From Kirkus Reviews:
More good-natured memoirs from the king of chat. King (Tell Me More, 1990, etc.) rules the live airwaves these days. Here, he gives a clue to his success, saying ``I was always...Immediate Gratification King. It's why I love doing live radio and live television.'' It's also why he loves Brooklyn, the subject of these boyhood memoirs. King (born in 1933) was raised there in a Jewish-and-Italian neighborhood where the pursuit of pleasure was the name of the game. Food was ``a religious experience''--miraculous chocolate egg-creams, heavenly blintzes (``eat six or seven, then get right in your car and drive to the hospital for your heart attack''). Adventures with a teenage gang made way for girl-chasing and amateur theatrics. Working one summer in the Catskills, King ``got laid...on home plate at the Grossinger's softball field''; back in Bensonhurst, he matched muscles in a street-corner contest with another local Jewish boy, future Dodger superstar Sandy Koufax. Life revolved around family (lots of eccentric relatives here), sports, and, increasingly, the magic of radio. King imagines what it would have been like to be on CNN back in those days (from a fantasy interview with Hitler: ``It vas the people of Poland who called for us''). Happy memories notwithstanding, times were tough: King's father died young, and his mother went on welfare and worked as a seamstress in a sweatshop. King's prospects seemed gloomy. He was a terrible student, graduating high school with a 66 average; only his chutzpah and good will, both enormous, pulled him through. King concludes with a nostalgic visit to his childhood haunts. Murray the Barber is gone, so is Maltz's Candy Store; the neighborhood is sliding downhill. But still ``those inanimate objects were breathing that weekend, whispering memories to me, making my life full''--and making this reminiscence a warmhearted winner. -- Copyright ©1992, Kirkus Associates, LP. All rights reserved.
From Publishers Weekly:
Radio/TV talk-show host and USA Today columnist King and TV producer and author Appel have put together a delightful composite memoir of growing up in Brooklyn during the 1930s, '40s and '50s.
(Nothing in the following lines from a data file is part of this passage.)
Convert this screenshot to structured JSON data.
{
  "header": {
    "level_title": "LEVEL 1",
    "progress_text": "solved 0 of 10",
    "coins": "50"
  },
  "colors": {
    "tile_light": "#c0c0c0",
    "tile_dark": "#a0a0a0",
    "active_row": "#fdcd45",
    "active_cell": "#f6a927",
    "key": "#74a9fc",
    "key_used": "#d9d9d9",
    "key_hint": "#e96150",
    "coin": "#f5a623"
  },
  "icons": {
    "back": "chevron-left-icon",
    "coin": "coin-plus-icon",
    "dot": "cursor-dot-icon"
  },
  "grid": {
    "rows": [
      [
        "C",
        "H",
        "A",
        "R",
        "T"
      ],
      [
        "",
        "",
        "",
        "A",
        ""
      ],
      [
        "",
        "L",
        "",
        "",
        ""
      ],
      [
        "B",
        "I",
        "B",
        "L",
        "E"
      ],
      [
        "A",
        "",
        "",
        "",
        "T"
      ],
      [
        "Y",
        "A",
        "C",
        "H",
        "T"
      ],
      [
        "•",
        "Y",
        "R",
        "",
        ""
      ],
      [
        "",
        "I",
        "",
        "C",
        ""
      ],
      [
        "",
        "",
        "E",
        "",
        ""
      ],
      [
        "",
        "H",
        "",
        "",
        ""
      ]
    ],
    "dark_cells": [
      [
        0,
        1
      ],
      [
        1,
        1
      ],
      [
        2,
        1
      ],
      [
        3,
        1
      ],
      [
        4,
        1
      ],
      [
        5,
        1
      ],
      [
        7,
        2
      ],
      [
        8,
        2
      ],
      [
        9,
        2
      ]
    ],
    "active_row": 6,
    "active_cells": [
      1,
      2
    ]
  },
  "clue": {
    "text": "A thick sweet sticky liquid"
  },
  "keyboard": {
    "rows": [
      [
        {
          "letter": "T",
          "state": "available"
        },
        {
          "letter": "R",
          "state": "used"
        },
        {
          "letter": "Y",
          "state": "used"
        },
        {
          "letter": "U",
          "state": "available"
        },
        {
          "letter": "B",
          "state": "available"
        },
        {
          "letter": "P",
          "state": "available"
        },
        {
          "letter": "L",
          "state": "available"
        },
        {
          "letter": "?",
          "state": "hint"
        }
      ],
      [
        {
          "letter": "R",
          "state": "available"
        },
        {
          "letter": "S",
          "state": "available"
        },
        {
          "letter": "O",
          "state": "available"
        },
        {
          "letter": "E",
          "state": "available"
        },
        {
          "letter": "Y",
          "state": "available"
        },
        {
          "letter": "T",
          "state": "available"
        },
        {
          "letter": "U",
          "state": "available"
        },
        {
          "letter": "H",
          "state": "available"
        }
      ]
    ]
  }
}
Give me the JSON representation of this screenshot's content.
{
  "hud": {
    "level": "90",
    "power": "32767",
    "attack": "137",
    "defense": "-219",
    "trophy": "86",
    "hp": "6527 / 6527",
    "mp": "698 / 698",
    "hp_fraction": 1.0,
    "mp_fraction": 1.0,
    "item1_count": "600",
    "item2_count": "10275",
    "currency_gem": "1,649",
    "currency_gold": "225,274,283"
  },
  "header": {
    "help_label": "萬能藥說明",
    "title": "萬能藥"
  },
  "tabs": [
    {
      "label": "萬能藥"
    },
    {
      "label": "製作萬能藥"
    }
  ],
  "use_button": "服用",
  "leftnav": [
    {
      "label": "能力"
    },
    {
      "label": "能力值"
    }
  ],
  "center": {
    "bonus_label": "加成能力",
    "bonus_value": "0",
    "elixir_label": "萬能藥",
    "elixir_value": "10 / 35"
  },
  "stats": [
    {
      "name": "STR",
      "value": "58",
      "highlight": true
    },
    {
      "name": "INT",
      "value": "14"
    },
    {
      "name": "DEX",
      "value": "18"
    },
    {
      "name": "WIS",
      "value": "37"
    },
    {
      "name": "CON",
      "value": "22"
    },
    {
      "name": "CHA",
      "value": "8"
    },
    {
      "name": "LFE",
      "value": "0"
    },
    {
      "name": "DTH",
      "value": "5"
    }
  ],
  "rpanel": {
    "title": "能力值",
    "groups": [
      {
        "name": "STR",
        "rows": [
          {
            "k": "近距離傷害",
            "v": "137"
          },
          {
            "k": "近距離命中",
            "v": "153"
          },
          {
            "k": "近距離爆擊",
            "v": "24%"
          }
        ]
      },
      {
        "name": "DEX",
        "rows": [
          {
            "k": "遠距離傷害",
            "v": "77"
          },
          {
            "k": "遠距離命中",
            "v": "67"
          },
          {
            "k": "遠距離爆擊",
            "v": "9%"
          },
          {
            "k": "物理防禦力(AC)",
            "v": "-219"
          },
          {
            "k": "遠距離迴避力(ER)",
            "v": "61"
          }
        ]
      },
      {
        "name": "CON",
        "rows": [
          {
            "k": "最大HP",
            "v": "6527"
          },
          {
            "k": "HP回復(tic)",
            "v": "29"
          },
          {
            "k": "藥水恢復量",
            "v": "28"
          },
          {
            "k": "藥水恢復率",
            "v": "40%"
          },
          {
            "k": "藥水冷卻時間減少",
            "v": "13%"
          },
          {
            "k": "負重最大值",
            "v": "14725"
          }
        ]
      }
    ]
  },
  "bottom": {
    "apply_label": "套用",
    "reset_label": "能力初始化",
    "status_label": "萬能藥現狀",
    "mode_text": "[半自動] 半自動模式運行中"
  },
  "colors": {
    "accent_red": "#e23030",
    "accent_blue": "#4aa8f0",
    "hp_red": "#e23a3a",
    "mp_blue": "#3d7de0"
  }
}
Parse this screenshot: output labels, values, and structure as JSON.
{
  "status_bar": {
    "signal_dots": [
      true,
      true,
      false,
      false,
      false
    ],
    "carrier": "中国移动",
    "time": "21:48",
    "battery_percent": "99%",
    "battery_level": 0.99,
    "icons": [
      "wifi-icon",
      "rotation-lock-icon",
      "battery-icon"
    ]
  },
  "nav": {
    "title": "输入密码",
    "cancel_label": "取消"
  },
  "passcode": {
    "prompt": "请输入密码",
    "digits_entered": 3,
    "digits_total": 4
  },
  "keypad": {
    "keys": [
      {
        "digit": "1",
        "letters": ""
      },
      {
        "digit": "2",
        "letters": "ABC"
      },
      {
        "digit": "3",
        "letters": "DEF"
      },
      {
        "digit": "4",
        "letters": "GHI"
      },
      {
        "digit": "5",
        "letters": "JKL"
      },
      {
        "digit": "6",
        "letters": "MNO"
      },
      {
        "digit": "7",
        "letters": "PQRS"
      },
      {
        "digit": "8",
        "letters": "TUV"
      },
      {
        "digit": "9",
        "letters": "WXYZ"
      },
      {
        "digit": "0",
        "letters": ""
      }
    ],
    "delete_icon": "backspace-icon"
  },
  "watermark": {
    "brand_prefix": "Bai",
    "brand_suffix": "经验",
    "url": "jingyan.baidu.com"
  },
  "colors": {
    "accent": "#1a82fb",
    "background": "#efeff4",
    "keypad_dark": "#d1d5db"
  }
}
Heartwarming, sometimes uproarious, occasionally sad, the book is a wonderful picture of "a perfect blend of a little town in a big city." With an ethnic mix of Jews, Italians and Irish, the Brooklyn depicted here was a world of close-knit families that didn't have much money, of boys who were shy with girls (although most spun fictional tales of romantic conquests), of loyal Democrats who worshiped Roosevelt and came to respect Truman, and of fanatic Dodger supporters who hated team owner Walter O'Malley for moving their "Bums" to L.A. Sure to be snapped up by anyone who ever lived in the City of Churches, as it used to be called. Photos not seen by PW. Author tour.